I have never heard of such a thing, but I suppose it only makes sense to the companies selling the products.  Face scrubs, lip balm, toothpaste, what do these all have in common?  Well they can all make us feel better and healthier, but many products are often made with little bits of plastic.  Shocking, I know.  Some of the products that offer scrubbing beads or exfoliants are really just mixing microbeads of plastic in them.  Why do this?  Well for one thing these pieces of plastic, mainly Polyethylene, are cheaper than the more natural exfoliants like apricot seeds and coconut husks.  One tube of face wash can have as much as 350,000 microbeads.  So what’s the big deal?  For one thing, a majority of these beads are so small they aren’t caught in the water treatment plants and thus are flushed out into lakes, rivers, and seas.  Studies show that New York alone dumps 19 tons of microbeads into waterways each year.  As for health risks, dentists have found tiny bits of plastic in their patient’s gums which can trap bacteria and lead to gingivitis, the very thing these toothpastes are trying to prevent. Have you ever noticed tiny blue balls (scrubbers) in your toothpaste?  Well that's what those are, and they don't go away. Crest is a brand that often uses microbeads in their Pro-Health and 3D Whitening products.  So if you use these now, STOP IMMEDIATELY! That is, until Crest becomes proactive about their consumers’ health.  It isn’t all smoke and mirrors with these companies though.  In fact, just reading the ingredients will disclose whether or not there is plastic within (most cases it will be Polyethylene, but there can also be hydrated silica).  

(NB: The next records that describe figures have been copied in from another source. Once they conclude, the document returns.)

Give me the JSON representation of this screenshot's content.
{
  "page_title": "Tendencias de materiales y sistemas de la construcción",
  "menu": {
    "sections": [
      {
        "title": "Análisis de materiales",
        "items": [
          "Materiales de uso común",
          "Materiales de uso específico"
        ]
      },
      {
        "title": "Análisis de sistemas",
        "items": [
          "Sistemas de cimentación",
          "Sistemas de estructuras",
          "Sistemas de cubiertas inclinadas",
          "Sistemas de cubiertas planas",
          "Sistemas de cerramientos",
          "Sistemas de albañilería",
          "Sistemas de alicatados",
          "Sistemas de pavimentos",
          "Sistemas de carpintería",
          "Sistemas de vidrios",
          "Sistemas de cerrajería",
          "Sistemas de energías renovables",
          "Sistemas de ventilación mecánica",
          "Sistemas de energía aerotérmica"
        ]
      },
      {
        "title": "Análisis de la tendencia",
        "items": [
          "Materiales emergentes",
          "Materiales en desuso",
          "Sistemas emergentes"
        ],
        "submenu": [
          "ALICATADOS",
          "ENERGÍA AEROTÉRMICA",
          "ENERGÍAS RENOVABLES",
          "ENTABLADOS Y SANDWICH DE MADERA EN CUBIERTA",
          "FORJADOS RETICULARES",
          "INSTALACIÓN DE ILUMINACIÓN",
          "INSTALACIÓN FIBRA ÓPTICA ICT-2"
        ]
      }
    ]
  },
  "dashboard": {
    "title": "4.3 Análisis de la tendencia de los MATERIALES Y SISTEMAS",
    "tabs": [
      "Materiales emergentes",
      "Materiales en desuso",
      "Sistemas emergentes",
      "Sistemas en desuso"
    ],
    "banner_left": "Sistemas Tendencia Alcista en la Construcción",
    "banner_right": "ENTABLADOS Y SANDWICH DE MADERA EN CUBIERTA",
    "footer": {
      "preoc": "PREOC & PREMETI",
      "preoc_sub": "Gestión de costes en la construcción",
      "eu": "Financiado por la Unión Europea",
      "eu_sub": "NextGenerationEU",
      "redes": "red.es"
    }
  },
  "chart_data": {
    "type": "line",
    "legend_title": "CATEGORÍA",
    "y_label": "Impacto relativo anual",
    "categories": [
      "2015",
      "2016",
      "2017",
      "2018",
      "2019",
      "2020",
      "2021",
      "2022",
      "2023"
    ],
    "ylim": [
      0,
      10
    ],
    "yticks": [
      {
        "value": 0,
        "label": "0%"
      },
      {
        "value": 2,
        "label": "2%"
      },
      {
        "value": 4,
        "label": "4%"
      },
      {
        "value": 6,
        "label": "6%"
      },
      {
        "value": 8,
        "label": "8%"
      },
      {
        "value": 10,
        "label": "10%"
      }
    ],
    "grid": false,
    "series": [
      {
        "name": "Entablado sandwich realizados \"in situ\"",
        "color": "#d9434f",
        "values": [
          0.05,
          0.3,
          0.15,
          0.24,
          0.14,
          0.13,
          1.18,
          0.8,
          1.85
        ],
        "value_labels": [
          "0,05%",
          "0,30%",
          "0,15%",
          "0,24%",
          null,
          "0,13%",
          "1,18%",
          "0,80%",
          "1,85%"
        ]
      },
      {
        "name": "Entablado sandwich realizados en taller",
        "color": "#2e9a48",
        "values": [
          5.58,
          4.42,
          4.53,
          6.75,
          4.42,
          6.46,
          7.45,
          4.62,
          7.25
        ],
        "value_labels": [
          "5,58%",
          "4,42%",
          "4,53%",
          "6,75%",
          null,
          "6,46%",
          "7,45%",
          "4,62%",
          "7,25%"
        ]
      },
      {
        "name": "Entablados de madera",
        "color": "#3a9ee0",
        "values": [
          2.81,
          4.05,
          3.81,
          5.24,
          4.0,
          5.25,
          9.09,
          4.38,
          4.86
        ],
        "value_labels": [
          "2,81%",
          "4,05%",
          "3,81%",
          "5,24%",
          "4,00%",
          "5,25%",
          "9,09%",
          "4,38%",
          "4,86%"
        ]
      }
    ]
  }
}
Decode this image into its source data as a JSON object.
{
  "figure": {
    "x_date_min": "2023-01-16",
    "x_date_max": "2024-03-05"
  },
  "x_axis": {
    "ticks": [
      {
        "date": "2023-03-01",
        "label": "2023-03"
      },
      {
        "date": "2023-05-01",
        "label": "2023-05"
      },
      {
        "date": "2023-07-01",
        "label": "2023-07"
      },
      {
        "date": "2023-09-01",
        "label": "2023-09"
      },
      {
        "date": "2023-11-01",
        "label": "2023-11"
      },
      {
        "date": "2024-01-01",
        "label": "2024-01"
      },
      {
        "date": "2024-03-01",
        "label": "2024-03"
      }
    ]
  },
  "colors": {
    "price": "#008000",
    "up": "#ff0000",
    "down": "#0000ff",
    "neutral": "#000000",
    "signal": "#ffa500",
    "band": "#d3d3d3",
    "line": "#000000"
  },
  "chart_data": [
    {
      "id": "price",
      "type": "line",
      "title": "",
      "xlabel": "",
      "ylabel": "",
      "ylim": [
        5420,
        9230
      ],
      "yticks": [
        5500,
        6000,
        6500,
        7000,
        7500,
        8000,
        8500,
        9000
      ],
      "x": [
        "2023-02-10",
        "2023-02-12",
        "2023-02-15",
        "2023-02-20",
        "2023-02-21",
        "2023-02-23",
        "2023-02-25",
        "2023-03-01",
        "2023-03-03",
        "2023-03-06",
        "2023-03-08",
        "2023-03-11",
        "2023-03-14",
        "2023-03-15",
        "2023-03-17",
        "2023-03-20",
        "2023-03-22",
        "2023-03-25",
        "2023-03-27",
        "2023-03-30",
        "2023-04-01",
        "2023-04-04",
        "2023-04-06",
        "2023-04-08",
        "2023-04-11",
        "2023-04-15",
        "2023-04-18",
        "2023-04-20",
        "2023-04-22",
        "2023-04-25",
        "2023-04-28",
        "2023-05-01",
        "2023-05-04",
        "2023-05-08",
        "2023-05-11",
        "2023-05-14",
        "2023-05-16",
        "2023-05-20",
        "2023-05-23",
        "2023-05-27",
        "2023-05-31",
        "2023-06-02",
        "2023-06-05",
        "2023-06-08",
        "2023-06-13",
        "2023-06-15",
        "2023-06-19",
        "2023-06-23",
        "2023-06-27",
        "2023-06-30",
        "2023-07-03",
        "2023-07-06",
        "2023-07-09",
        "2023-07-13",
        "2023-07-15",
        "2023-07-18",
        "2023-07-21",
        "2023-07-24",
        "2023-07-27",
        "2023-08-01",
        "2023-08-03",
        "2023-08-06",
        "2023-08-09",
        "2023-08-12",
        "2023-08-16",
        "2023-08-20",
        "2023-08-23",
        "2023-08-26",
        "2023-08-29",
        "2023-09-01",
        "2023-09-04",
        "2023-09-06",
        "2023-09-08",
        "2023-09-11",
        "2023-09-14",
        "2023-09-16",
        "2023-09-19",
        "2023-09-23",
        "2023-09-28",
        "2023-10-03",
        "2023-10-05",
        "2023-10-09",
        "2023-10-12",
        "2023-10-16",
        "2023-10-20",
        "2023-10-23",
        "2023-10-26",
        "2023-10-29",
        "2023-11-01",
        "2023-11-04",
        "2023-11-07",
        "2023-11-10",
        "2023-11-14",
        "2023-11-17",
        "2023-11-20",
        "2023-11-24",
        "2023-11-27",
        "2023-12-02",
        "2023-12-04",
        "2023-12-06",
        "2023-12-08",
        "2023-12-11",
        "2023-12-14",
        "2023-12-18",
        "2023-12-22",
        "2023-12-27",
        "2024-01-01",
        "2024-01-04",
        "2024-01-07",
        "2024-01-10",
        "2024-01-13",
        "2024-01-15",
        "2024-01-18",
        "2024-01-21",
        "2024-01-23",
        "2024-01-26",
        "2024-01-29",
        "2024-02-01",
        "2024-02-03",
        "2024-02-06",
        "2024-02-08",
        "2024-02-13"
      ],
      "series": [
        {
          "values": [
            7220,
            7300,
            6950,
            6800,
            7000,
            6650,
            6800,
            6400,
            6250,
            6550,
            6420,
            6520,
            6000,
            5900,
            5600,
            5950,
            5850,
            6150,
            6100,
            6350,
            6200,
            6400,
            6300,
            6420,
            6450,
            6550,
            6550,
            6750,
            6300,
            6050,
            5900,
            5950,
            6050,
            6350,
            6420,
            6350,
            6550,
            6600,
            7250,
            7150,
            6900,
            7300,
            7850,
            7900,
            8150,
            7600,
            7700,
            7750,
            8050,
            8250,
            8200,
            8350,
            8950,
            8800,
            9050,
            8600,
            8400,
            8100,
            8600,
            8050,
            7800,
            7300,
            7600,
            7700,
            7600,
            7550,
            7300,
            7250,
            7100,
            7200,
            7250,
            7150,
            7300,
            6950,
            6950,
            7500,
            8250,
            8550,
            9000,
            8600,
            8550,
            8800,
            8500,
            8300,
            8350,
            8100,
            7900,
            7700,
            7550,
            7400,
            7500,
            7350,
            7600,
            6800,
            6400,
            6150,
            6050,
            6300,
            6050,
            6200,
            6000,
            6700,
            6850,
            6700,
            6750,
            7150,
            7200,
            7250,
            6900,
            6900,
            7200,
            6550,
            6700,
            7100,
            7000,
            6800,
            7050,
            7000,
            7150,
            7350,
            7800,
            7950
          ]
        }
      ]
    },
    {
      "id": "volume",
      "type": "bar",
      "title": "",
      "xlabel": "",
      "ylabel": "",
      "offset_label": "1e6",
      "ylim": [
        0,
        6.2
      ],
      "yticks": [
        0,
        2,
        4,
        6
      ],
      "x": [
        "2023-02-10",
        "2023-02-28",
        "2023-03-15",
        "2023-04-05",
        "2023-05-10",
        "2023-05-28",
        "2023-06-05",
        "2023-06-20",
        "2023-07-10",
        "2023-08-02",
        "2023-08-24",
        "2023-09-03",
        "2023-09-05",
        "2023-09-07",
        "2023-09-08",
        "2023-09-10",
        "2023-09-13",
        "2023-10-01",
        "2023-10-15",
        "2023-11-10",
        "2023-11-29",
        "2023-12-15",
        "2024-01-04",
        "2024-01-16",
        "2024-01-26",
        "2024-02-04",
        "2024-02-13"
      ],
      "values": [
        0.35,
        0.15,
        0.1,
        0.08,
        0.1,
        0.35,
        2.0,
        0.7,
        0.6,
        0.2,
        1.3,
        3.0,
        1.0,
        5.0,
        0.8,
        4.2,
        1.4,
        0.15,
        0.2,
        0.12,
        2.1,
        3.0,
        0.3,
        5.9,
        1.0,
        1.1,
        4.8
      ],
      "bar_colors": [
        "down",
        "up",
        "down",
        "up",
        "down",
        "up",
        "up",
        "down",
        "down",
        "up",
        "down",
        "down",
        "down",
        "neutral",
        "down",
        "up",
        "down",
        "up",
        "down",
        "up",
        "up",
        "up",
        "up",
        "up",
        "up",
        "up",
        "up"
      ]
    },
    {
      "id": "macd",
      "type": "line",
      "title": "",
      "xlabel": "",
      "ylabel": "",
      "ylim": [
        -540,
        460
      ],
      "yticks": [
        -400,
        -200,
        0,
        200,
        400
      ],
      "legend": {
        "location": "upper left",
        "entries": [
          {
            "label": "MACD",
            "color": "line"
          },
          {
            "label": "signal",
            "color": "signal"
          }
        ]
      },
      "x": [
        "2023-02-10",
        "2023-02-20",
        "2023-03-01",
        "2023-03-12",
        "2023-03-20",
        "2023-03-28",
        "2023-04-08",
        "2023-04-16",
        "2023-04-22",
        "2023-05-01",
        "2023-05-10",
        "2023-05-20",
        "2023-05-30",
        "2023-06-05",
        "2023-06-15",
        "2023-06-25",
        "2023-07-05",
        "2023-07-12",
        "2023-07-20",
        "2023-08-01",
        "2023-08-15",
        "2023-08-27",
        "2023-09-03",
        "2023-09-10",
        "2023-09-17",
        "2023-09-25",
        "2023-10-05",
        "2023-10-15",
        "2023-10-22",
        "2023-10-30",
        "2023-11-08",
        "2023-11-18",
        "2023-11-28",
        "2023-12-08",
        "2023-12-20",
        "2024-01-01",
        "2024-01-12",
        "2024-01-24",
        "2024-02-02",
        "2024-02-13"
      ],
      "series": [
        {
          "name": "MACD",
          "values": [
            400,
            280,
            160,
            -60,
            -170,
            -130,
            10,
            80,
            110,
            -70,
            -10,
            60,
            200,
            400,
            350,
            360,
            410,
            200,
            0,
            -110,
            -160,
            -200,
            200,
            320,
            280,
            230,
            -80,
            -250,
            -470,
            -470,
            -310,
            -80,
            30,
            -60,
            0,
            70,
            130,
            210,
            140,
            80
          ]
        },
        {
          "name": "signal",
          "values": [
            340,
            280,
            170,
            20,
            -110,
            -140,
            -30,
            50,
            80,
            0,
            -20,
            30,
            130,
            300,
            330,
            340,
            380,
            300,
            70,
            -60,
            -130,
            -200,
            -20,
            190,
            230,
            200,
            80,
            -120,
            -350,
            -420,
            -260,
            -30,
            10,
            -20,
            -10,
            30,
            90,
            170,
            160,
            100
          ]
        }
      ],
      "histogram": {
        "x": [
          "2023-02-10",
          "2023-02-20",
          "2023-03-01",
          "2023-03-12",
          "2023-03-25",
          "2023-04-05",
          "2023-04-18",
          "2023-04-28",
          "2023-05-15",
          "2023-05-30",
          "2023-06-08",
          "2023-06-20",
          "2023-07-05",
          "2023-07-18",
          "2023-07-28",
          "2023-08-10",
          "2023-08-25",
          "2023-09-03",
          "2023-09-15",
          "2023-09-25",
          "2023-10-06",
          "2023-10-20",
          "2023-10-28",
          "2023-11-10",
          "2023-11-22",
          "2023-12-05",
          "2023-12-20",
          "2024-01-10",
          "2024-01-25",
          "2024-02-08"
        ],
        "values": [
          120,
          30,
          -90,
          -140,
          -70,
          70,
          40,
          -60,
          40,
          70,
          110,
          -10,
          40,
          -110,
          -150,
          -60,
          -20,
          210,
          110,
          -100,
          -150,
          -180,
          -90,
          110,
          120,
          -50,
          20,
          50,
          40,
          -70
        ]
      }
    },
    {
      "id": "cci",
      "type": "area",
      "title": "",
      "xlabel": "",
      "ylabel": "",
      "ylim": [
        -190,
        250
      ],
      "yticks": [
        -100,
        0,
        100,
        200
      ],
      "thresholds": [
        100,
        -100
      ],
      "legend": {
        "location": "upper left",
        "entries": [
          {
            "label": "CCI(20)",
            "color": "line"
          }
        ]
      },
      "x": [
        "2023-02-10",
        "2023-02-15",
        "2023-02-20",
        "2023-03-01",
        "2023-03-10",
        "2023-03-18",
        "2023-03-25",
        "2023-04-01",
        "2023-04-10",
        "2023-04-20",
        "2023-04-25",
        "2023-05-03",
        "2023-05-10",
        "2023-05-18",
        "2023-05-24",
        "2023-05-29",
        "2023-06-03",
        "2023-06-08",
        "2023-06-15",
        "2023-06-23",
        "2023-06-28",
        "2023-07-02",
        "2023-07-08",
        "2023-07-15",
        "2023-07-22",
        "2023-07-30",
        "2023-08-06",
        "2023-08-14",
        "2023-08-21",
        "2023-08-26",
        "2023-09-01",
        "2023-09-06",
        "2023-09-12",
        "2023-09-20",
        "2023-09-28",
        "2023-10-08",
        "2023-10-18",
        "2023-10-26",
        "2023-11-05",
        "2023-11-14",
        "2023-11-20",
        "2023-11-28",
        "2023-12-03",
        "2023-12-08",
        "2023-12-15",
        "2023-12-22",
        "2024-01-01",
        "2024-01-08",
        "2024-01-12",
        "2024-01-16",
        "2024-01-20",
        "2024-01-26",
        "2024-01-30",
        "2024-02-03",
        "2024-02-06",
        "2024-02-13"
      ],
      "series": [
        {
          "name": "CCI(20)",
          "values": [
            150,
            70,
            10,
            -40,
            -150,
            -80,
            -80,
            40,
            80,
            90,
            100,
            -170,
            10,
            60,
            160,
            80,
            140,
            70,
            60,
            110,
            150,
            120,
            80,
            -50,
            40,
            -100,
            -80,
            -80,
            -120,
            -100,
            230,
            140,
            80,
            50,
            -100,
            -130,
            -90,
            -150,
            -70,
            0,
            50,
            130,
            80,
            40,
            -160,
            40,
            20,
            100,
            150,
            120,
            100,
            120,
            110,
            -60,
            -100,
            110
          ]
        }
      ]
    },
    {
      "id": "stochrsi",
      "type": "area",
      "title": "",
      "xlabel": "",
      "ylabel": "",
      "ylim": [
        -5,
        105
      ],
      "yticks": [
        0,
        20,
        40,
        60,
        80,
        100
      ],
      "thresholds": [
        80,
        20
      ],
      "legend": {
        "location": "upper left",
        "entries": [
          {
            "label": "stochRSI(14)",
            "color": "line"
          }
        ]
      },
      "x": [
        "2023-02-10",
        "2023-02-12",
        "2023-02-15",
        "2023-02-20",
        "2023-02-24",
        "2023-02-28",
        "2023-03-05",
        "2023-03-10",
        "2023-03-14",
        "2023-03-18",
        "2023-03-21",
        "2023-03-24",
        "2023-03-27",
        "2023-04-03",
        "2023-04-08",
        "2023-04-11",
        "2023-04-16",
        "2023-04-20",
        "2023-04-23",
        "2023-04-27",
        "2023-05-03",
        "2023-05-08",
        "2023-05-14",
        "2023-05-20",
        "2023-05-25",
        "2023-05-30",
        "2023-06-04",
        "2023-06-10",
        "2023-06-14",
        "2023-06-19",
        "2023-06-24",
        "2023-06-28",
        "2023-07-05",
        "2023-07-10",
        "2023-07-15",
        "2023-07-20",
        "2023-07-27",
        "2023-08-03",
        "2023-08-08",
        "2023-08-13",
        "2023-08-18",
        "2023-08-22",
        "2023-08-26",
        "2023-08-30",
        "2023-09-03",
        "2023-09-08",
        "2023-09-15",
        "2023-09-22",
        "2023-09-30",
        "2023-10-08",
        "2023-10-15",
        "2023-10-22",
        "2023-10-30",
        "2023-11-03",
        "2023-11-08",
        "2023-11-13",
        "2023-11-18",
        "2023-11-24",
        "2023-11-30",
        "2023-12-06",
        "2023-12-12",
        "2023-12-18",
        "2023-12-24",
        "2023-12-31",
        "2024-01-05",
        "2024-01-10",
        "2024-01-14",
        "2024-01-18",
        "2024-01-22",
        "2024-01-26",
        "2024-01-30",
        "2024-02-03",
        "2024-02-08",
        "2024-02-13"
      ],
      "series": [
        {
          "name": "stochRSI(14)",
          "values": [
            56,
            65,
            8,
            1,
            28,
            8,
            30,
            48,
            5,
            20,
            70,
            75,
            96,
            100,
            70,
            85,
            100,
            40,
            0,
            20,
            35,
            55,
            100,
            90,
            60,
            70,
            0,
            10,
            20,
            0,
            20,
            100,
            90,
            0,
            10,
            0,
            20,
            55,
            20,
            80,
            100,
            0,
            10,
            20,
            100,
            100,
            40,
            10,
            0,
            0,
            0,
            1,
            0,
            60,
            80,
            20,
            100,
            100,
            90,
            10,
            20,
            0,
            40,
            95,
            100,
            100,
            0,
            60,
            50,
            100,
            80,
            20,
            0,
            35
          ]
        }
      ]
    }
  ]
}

The image below, borrowed from motherjones.com, is just a few of the products on the market today that still carry these little buggers.  



Crest has announced as of the end of 2014 that they would be removing these microbeads from their products although they state that they are perfectly safe and "FDA approved".  By 2016 all of their products should no longer come with plastic that can get stuck in your gums.